Heinen Delfts Blauw for Piet Hein Eek

13-11-2020 in: Current

13-11-2020

When I was asked to design something for Heinen Delfts Blue, there were no problems to speak of. As a result of their father’s hobby that had got a little out of hand, they had started making traditional Delft Blue pottery in a time that most of the Delft Blue factories had long since closed their doors. There must be a law of stimulating backwardness or something. Delft Blue is made by hand in the Netherlands and part of the collection, particularly the ‘designed’ products, are made in Asia. Heinen primarily sells from her own shops to Asian tourists. So, things aren’t going too well right now. Manufacturing in Asia is no fun at the moment and there are no Asian tourists coming to Europe.

The first time we met, I saw a presentation that they had made especially for the designer’s collection, as they are making a special collection with designers. Research into traditional Dutch ceramics and textile was part of the presentation. The research project was not only almost a product in its own right, but also very inspiring.

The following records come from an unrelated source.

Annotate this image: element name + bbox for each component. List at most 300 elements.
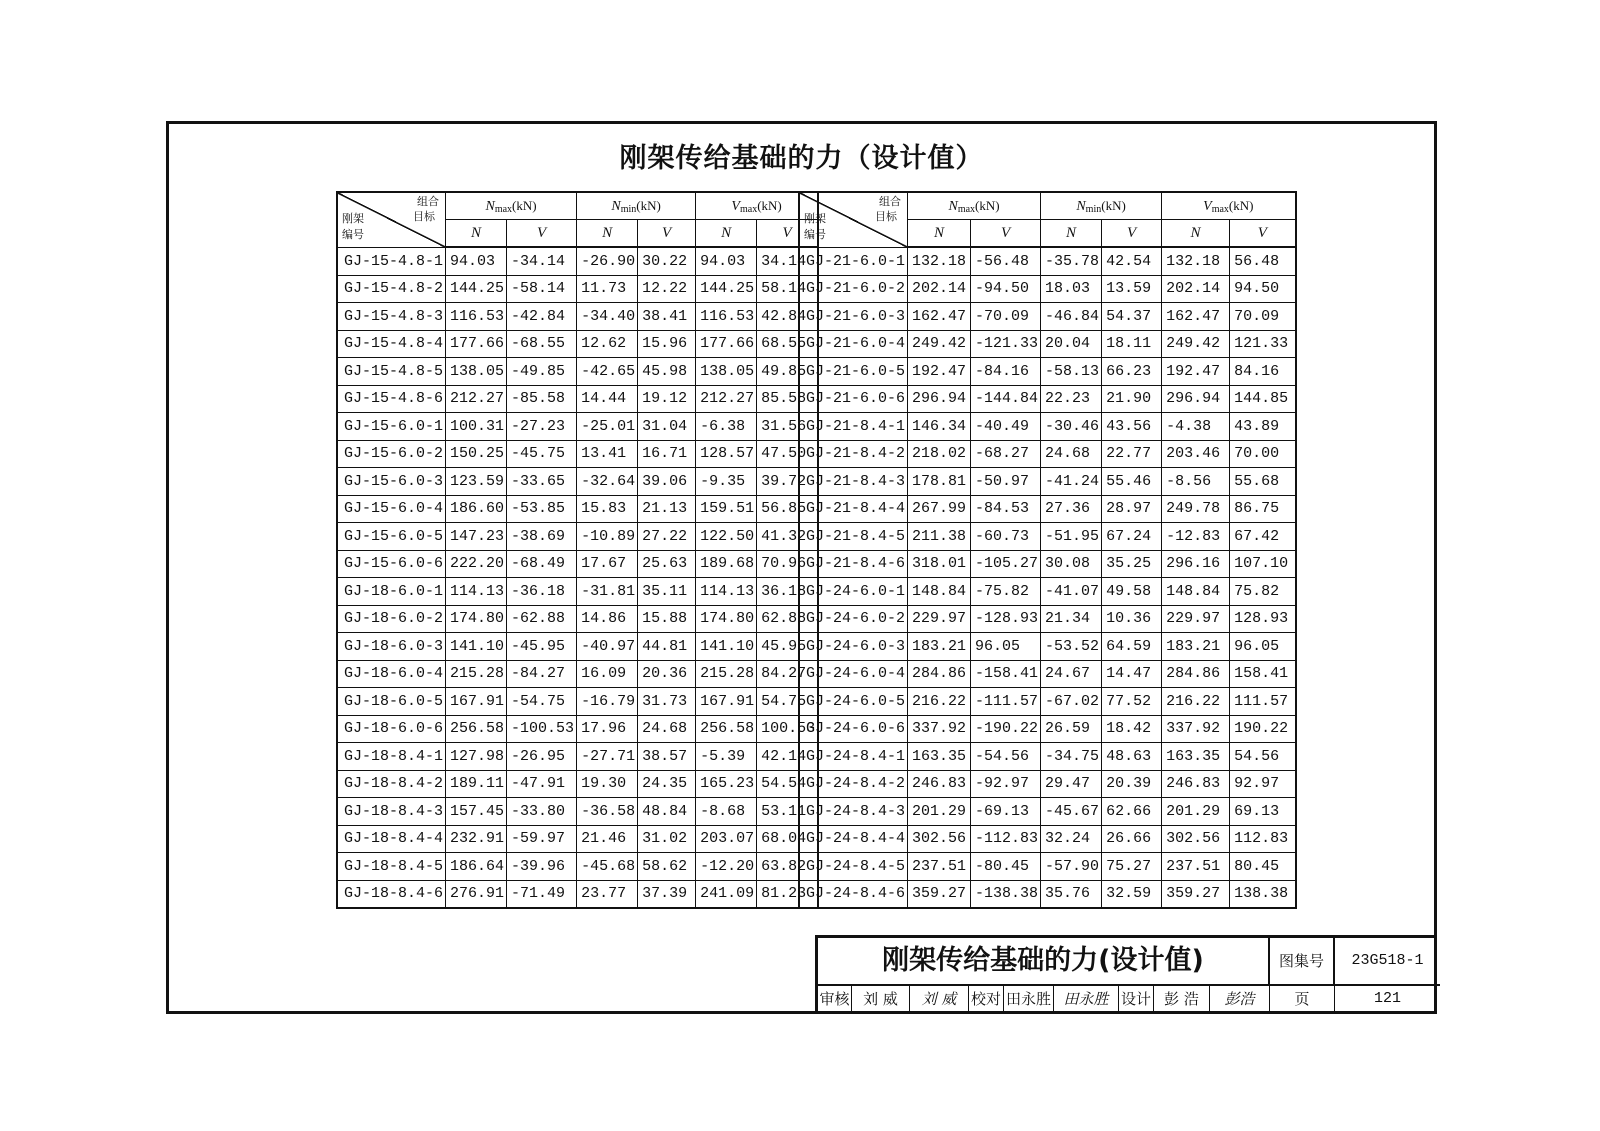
- force-value-cell: 24.68: [1041, 440, 1102, 468]
- force-value-cell: 141.10: [446, 633, 507, 661]
- title-block: [815, 935, 1437, 1014]
- frame-id-cell: GJ-24-6.0-4: [799, 660, 908, 688]
- force-value-cell: 144.25: [446, 275, 507, 303]
- group-unit: (kN): [1228, 197, 1254, 213]
- table-row: [337, 468, 818, 496]
- force-value-cell: 27.36: [1041, 495, 1102, 523]
- col-header: V: [638, 220, 696, 248]
- col-header: N: [446, 220, 507, 248]
- force-value-cell: 216.22: [1162, 688, 1230, 716]
- force-value-cell: -50.97: [971, 468, 1041, 496]
- force-value-cell: 48.63: [1102, 743, 1162, 771]
- frame-id-cell: GJ-15-4.8-4: [337, 330, 446, 358]
- force-value-cell: 64.59: [1102, 633, 1162, 661]
- force-value-cell: 203.07: [696, 825, 757, 853]
- force-value-cell: 127.98: [446, 743, 507, 771]
- force-value-cell: 13.41: [577, 440, 638, 468]
- force-value-cell: -40.49: [971, 413, 1041, 441]
- force-value-cell: 14.44: [577, 385, 638, 413]
- force-value-cell: 359.27: [1162, 880, 1230, 908]
- force-value-cell: 20.36: [638, 660, 696, 688]
- frame-id-cell: GJ-18-6.0-6: [337, 715, 446, 743]
- force-value-cell: 13.59: [1102, 275, 1162, 303]
- force-value-cell: -68.55: [507, 330, 577, 358]
- force-value-cell: 183.21: [1162, 633, 1230, 661]
- force-value-cell: 92.97: [1230, 770, 1296, 798]
- force-value-cell: 114.13: [696, 578, 757, 606]
- frame-id-cell: GJ-15-6.0-4: [337, 495, 446, 523]
- frame-id-cell: GJ-18-8.4-1: [337, 743, 446, 771]
- force-value-cell: -67.02: [1041, 688, 1102, 716]
- frame-id-cell: GJ-18-6.0-3: [337, 633, 446, 661]
- page-number: 121: [1373, 990, 1401, 1007]
- frame-id-cell: GJ-24-8.4-1: [799, 743, 908, 771]
- force-value-cell: -45.67: [1041, 798, 1102, 826]
- force-value-cell: -34.75: [1041, 743, 1102, 771]
- force-value-cell: 31.73: [638, 688, 696, 716]
- force-value-cell: 296.16: [1162, 550, 1230, 578]
- frame-id-cell: GJ-21-8.4-1: [799, 413, 908, 441]
- force-value-cell: 12.62: [577, 330, 638, 358]
- force-value-cell: 18.11: [1102, 330, 1162, 358]
- drawing-name: 刚架传给基础的力(设计值): [818, 938, 1270, 986]
- group-symbol: N: [485, 198, 495, 214]
- frame-id-cell: GJ-15-4.8-5: [337, 358, 446, 386]
- force-value-cell: 54.75: [757, 688, 819, 716]
- force-value-cell: 203.46: [1162, 440, 1230, 468]
- force-value-cell: 18.42: [1102, 715, 1162, 743]
- force-value-cell: 229.97: [908, 605, 971, 633]
- force-value-cell: 10.36: [1102, 605, 1162, 633]
- force-value-cell: 138.05: [446, 358, 507, 386]
- force-value-cell: 44.81: [638, 633, 696, 661]
- col-header: N: [1041, 220, 1102, 248]
- force-value-cell: 201.29: [908, 798, 971, 826]
- group-unit: (kN): [975, 197, 1000, 213]
- force-value-cell: 163.35: [1162, 743, 1230, 771]
- group-subscript: max: [1211, 203, 1229, 215]
- table-row: [337, 495, 818, 523]
- force-value-cell: 17.96: [577, 715, 638, 743]
- force-value-cell: 158.41: [1230, 660, 1296, 688]
- review-name: 刘 威: [852, 986, 910, 1014]
- force-value-cell: 26.66: [1102, 825, 1162, 853]
- force-value-cell: 157.45: [446, 798, 507, 826]
- corner-label: 目标: [413, 210, 436, 223]
- force-value-cell: 116.53: [696, 303, 757, 331]
- force-value-cell: -60.73: [971, 523, 1041, 551]
- force-value-cell: 146.34: [908, 413, 971, 441]
- force-value-cell: 68.04: [757, 825, 819, 853]
- frame-id-cell: GJ-15-6.0-3: [337, 468, 446, 496]
- force-value-cell: 22.77: [1102, 440, 1162, 468]
- force-value-cell: 229.97: [1162, 605, 1230, 633]
- group-symbol: V: [1203, 198, 1212, 214]
- force-value-cell: -8.56: [1162, 468, 1230, 496]
- group-header-nmax: [446, 192, 577, 220]
- force-value-cell: 256.58: [696, 715, 757, 743]
- force-value-cell: 45.95: [757, 633, 819, 661]
- force-value-cell: 53.11: [757, 798, 819, 826]
- table-row: [337, 440, 818, 468]
- force-value-cell: -51.95: [1041, 523, 1102, 551]
- force-value-cell: 128.93: [1230, 605, 1296, 633]
- col-header: N: [696, 220, 757, 248]
- table-row: [337, 247, 818, 275]
- force-value-cell: -33.80: [507, 798, 577, 826]
- frame-id-cell: GJ-18-8.4-2: [337, 770, 446, 798]
- group-symbol: N: [611, 198, 621, 214]
- force-table-right: [798, 191, 1297, 909]
- force-value-cell: 147.23: [446, 523, 507, 551]
- force-value-cell: 128.57: [696, 440, 757, 468]
- group-unit: (kN): [757, 197, 782, 213]
- force-value-cell: 36.18: [757, 578, 819, 606]
- frame-id-cell: GJ-21-6.0-2: [799, 275, 908, 303]
- force-value-cell: -8.68: [696, 798, 757, 826]
- force-value-cell: -46.84: [1041, 303, 1102, 331]
- force-value-cell: 70.96: [757, 550, 819, 578]
- force-value-cell: 18.03: [1041, 275, 1102, 303]
- frame-id-cell: GJ-24-6.0-6: [799, 715, 908, 743]
- force-value-cell: -85.58: [507, 385, 577, 413]
- force-value-cell: -12.20: [696, 853, 757, 881]
- table-row: [799, 688, 1296, 716]
- force-value-cell: -32.64: [577, 468, 638, 496]
- frame-id-cell: GJ-18-6.0-1: [337, 578, 446, 606]
- force-value-cell: 55.68: [1230, 468, 1296, 496]
- force-value-cell: -45.75: [507, 440, 577, 468]
- table-row: [337, 275, 818, 303]
- force-value-cell: 41.32: [757, 523, 819, 551]
- force-value-cell: 296.94: [1162, 385, 1230, 413]
- force-value-cell: 192.47: [908, 358, 971, 386]
- frame-id-cell: GJ-18-8.4-3: [337, 798, 446, 826]
- force-value-cell: 216.22: [908, 688, 971, 716]
- group-subscript: max: [957, 203, 976, 215]
- force-value-cell: 21.13: [638, 495, 696, 523]
- force-value-cell: 94.03: [696, 247, 757, 275]
- force-value-cell: 24.35: [638, 770, 696, 798]
- force-value-cell: 54.56: [1230, 743, 1296, 771]
- frame-id-cell: GJ-18-6.0-2: [337, 605, 446, 633]
- force-value-cell: -100.53: [507, 715, 577, 743]
- table-row: [337, 358, 818, 386]
- table-row: [337, 798, 818, 826]
- force-value-cell: 249.42: [908, 330, 971, 358]
- table-body-right: [799, 247, 1296, 908]
- force-value-cell: 111.57: [1230, 688, 1296, 716]
- frame-id-cell: GJ-21-8.4-5: [799, 523, 908, 551]
- force-value-cell: -45.68: [577, 853, 638, 881]
- force-value-cell: -38.69: [507, 523, 577, 551]
- force-value-cell: 14.86: [577, 605, 638, 633]
- frame-id-cell: GJ-24-8.4-3: [799, 798, 908, 826]
- force-value-cell: 215.28: [446, 660, 507, 688]
- force-value-cell: -6.38: [696, 413, 757, 441]
- force-value-cell: -53.85: [507, 495, 577, 523]
- force-value-cell: 256.58: [446, 715, 507, 743]
- force-value-cell: -35.78: [1041, 247, 1102, 275]
- force-value-cell: 38.57: [638, 743, 696, 771]
- force-value-cell: 67.42: [1230, 523, 1296, 551]
- frame-id-cell: GJ-21-6.0-3: [799, 303, 908, 331]
- force-value-cell: -27.71: [577, 743, 638, 771]
- force-value-cell: 26.59: [1041, 715, 1102, 743]
- force-value-cell: 211.38: [908, 523, 971, 551]
- table-row: [337, 853, 818, 881]
- force-value-cell: 165.23: [696, 770, 757, 798]
- force-value-cell: 27.22: [638, 523, 696, 551]
- force-value-cell: -30.46: [1041, 413, 1102, 441]
- force-value-cell: 178.81: [908, 468, 971, 496]
- table-row: [337, 605, 818, 633]
- force-value-cell: -75.82: [971, 578, 1041, 606]
- force-value-cell: 47.50: [757, 440, 819, 468]
- force-value-cell: -190.22: [971, 715, 1041, 743]
- force-value-cell: 190.22: [1230, 715, 1296, 743]
- col-header: V: [1102, 220, 1162, 248]
- force-value-cell: 138.05: [696, 358, 757, 386]
- force-value-cell: 22.23: [1041, 385, 1102, 413]
- force-value-cell: 249.42: [1162, 330, 1230, 358]
- frame-id-cell: GJ-21-8.4-2: [799, 440, 908, 468]
- force-value-cell: 30.22: [638, 247, 696, 275]
- force-value-cell: -16.79: [577, 688, 638, 716]
- force-value-cell: -33.65: [507, 468, 577, 496]
- force-value-cell: 16.71: [638, 440, 696, 468]
- force-value-cell: 66.23: [1102, 358, 1162, 386]
- frame-id-cell: GJ-15-4.8-1: [337, 247, 446, 275]
- force-value-cell: -9.35: [696, 468, 757, 496]
- force-value-cell: 150.25: [446, 440, 507, 468]
- force-value-cell: 62.88: [757, 605, 819, 633]
- force-value-cell: 116.53: [446, 303, 507, 331]
- force-value-cell: 183.21: [908, 633, 971, 661]
- table-row: [337, 825, 818, 853]
- table-body-left: [337, 247, 818, 908]
- force-value-cell: 237.51: [908, 853, 971, 881]
- force-value-cell: 49.58: [1102, 578, 1162, 606]
- force-value-cell: 55.46: [1102, 468, 1162, 496]
- page-title: 刚架传给基础的力（设计值）: [619, 143, 984, 174]
- force-value-cell: -39.96: [507, 853, 577, 881]
- force-value-cell: -47.91: [507, 770, 577, 798]
- frame-id-cell: GJ-24-8.4-2: [799, 770, 908, 798]
- force-value-cell: 174.80: [696, 605, 757, 633]
- frame-id-cell: GJ-21-6.0-1: [799, 247, 908, 275]
- force-value-cell: 212.27: [696, 385, 757, 413]
- col-header: N: [1162, 220, 1230, 248]
- force-value-cell: -26.90: [577, 247, 638, 275]
- force-value-cell: -53.52: [1041, 633, 1102, 661]
- force-value-cell: 186.60: [446, 495, 507, 523]
- force-value-cell: 94.03: [446, 247, 507, 275]
- group-header-vmax: [1162, 192, 1296, 220]
- force-value-cell: 69.13: [1230, 798, 1296, 826]
- frame-id-cell: GJ-24-8.4-5: [799, 853, 908, 881]
- force-value-cell: 132.18: [908, 247, 971, 275]
- frame-id-cell: GJ-24-6.0-5: [799, 688, 908, 716]
- frame-id-cell: GJ-18-6.0-4: [337, 660, 446, 688]
- frame-id-cell: GJ-18-8.4-4: [337, 825, 446, 853]
- force-value-cell: 35.76: [1041, 880, 1102, 908]
- force-value-cell: 35.11: [638, 578, 696, 606]
- force-value-cell: 34.14: [757, 247, 819, 275]
- force-value-cell: -144.84: [971, 385, 1041, 413]
- force-value-cell: 39.06: [638, 468, 696, 496]
- force-value-cell: -40.97: [577, 633, 638, 661]
- force-value-cell: -56.48: [971, 247, 1041, 275]
- force-value-cell: 25.63: [638, 550, 696, 578]
- force-value-cell: 19.12: [638, 385, 696, 413]
- force-value-cell: 94.50: [1230, 275, 1296, 303]
- force-value-cell: 123.59: [446, 468, 507, 496]
- force-value-cell: 43.89: [1230, 413, 1296, 441]
- force-value-cell: 112.83: [1230, 825, 1296, 853]
- group-subscript: min: [620, 203, 637, 215]
- force-value-cell: 11.73: [577, 275, 638, 303]
- force-value-cell: 20.39: [1102, 770, 1162, 798]
- force-value-cell: 121.33: [1230, 330, 1296, 358]
- force-value-cell: 212.27: [446, 385, 507, 413]
- force-value-cell: 232.91: [446, 825, 507, 853]
- table-row: [799, 385, 1296, 413]
- force-value-cell: 38.41: [638, 303, 696, 331]
- force-value-cell: 81.23: [757, 880, 819, 908]
- force-value-cell: 186.64: [446, 853, 507, 881]
- force-value-cell: 54.54: [757, 770, 819, 798]
- force-value-cell: 246.83: [1162, 770, 1230, 798]
- force-value-cell: 63.82: [757, 853, 819, 881]
- frame-id-cell: GJ-21-8.4-4: [799, 495, 908, 523]
- force-value-cell: 17.67: [577, 550, 638, 578]
- force-value-cell: -42.84: [507, 303, 577, 331]
- force-value-cell: -34.40: [577, 303, 638, 331]
- force-value-cell: 222.20: [446, 550, 507, 578]
- force-value-cell: 15.88: [638, 605, 696, 633]
- table-row: [799, 578, 1296, 606]
- force-value-cell: 337.92: [908, 715, 971, 743]
- force-value-cell: 167.91: [446, 688, 507, 716]
- table-row: [799, 770, 1296, 798]
- force-value-cell: -54.56: [971, 743, 1041, 771]
- force-value-cell: 32.59: [1102, 880, 1162, 908]
- force-value-cell: 86.75: [1230, 495, 1296, 523]
- force-value-cell: 114.13: [446, 578, 507, 606]
- table-row: [799, 523, 1296, 551]
- force-value-cell: -71.49: [507, 880, 577, 908]
- force-value-cell: 24.67: [1041, 660, 1102, 688]
- frame-id-cell: GJ-24-6.0-3: [799, 633, 908, 661]
- corner-label: 编号: [804, 228, 826, 241]
- force-value-cell: 132.18: [1162, 247, 1230, 275]
- group-symbol: N: [1076, 198, 1086, 214]
- frame-id-cell: GJ-15-6.0-2: [337, 440, 446, 468]
- force-value-cell: -49.85: [507, 358, 577, 386]
- review-signature: 刘 威: [910, 986, 969, 1014]
- frame-id-cell: GJ-21-8.4-3: [799, 468, 908, 496]
- force-value-cell: 174.80: [446, 605, 507, 633]
- table-row: [799, 880, 1296, 908]
- table-row: [337, 715, 818, 743]
- force-value-cell: -31.81: [577, 578, 638, 606]
- table-row: [799, 605, 1296, 633]
- force-value-cell: 302.56: [1162, 825, 1230, 853]
- table-row: [799, 660, 1296, 688]
- force-value-cell: 35.25: [1102, 550, 1162, 578]
- force-value-cell: 100.53: [757, 715, 819, 743]
- corner-label: 编号: [342, 228, 364, 241]
- design-signature: 彭浩: [1210, 986, 1270, 1014]
- force-value-cell: -41.07: [1041, 578, 1102, 606]
- table-row: [799, 247, 1296, 275]
- force-value-cell: 122.50: [696, 523, 757, 551]
- force-value-cell: 15.96: [638, 330, 696, 358]
- force-value-cell: 141.10: [696, 633, 757, 661]
- force-value-cell: 296.94: [908, 385, 971, 413]
- force-value-cell: 31.02: [638, 825, 696, 853]
- frame-id-cell: GJ-18-8.4-5: [337, 853, 446, 881]
- table-row: [799, 275, 1296, 303]
- force-value-cell: 162.47: [908, 303, 971, 331]
- force-value-cell: -105.27: [971, 550, 1041, 578]
- force-value-cell: -68.49: [507, 550, 577, 578]
- group-symbol: N: [948, 198, 958, 214]
- table-row: [337, 633, 818, 661]
- frame-id-cell: GJ-18-8.4-6: [337, 880, 446, 908]
- corner-label: 组合: [879, 195, 902, 208]
- force-value-cell: 218.02: [908, 440, 971, 468]
- force-value-cell: 148.84: [908, 578, 971, 606]
- force-value-cell: 32.24: [1041, 825, 1102, 853]
- group-symbol: V: [731, 198, 740, 214]
- corner-label: 刚架: [804, 212, 826, 225]
- group-subscript: max: [739, 203, 758, 215]
- force-value-cell: 24.68: [638, 715, 696, 743]
- force-value-cell: 48.84: [638, 798, 696, 826]
- force-value-cell: 84.16: [1230, 358, 1296, 386]
- force-value-cell: -25.01: [577, 413, 638, 441]
- col-header: V: [757, 220, 819, 248]
- group-unit: (kN): [1101, 197, 1126, 213]
- group-subscript: min: [1085, 203, 1102, 215]
- force-value-cell: 56.85: [757, 495, 819, 523]
- force-value-cell: 56.48: [1230, 247, 1296, 275]
- table-row: [799, 330, 1296, 358]
- atlas-number: 23G518-1: [1335, 938, 1440, 986]
- table-row: [337, 688, 818, 716]
- group-unit: (kN): [636, 197, 661, 213]
- force-value-cell: 138.38: [1230, 880, 1296, 908]
- force-value-cell: 49.85: [757, 358, 819, 386]
- force-value-cell: -84.53: [971, 495, 1041, 523]
- force-value-cell: 84.27: [757, 660, 819, 688]
- frame-id-cell: GJ-21-8.4-6: [799, 550, 908, 578]
- table-row: [799, 550, 1296, 578]
- table-row: [337, 770, 818, 798]
- frame-id-cell: GJ-15-6.0-1: [337, 413, 446, 441]
- force-value-cell: -26.95: [507, 743, 577, 771]
- force-value-cell: 96.05: [971, 633, 1041, 661]
- frame-id-cell: GJ-18-6.0-5: [337, 688, 446, 716]
- force-value-cell: 58.14: [757, 275, 819, 303]
- table-row: [799, 743, 1296, 771]
- frame-id-cell: GJ-21-6.0-5: [799, 358, 908, 386]
- design-label: 设计: [1119, 986, 1154, 1014]
- force-value-cell: 192.47: [1162, 358, 1230, 386]
- frame-id-cell: GJ-21-6.0-6: [799, 385, 908, 413]
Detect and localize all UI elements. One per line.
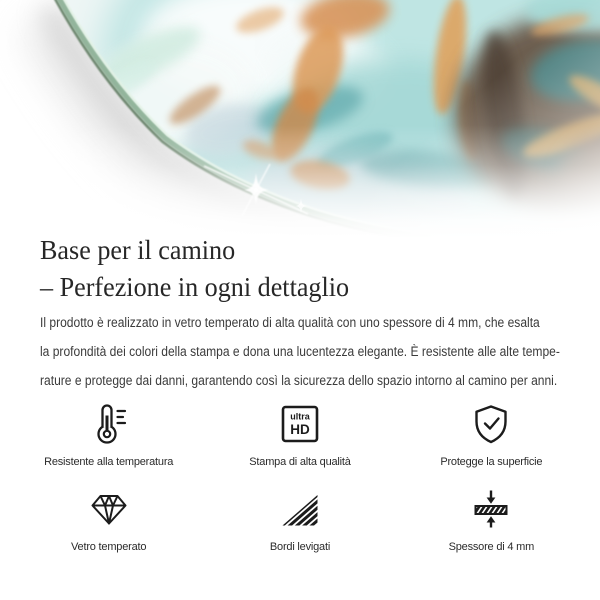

I took the ‘Workumer pottery’ as starting point. This is that brown pottery, decorated with yellowish bumps of glaze. I liked the idea of making a kind of ‘simple-mealtime-tableware’ series. Tableware that seems to have come from a late medieval painting, but then ‘designed’.

The first models were already made when the corona hell broke loose. So, now we have made a set of prototypes in the Netherlands, but these are not easy to produce here for a reasonable price. I have set my hope on Portugal, but who knows where it will eventually come from and even if it will go into production. The prototypes are now on display in the shop. An advantage of producing in the Netherlands is that everything made entirely here can also be put on display.

When Jorrit (owner of Heinen) visited our ceramics workshop and saw the facet bowls and vases, he decided to paint them Delft Blue by hand, resulting in a new Delft Blue design! Both the bowls and the vases and the hand painting are extremely labour intensive, the opposite of what you would expect in a 100% Dutch product!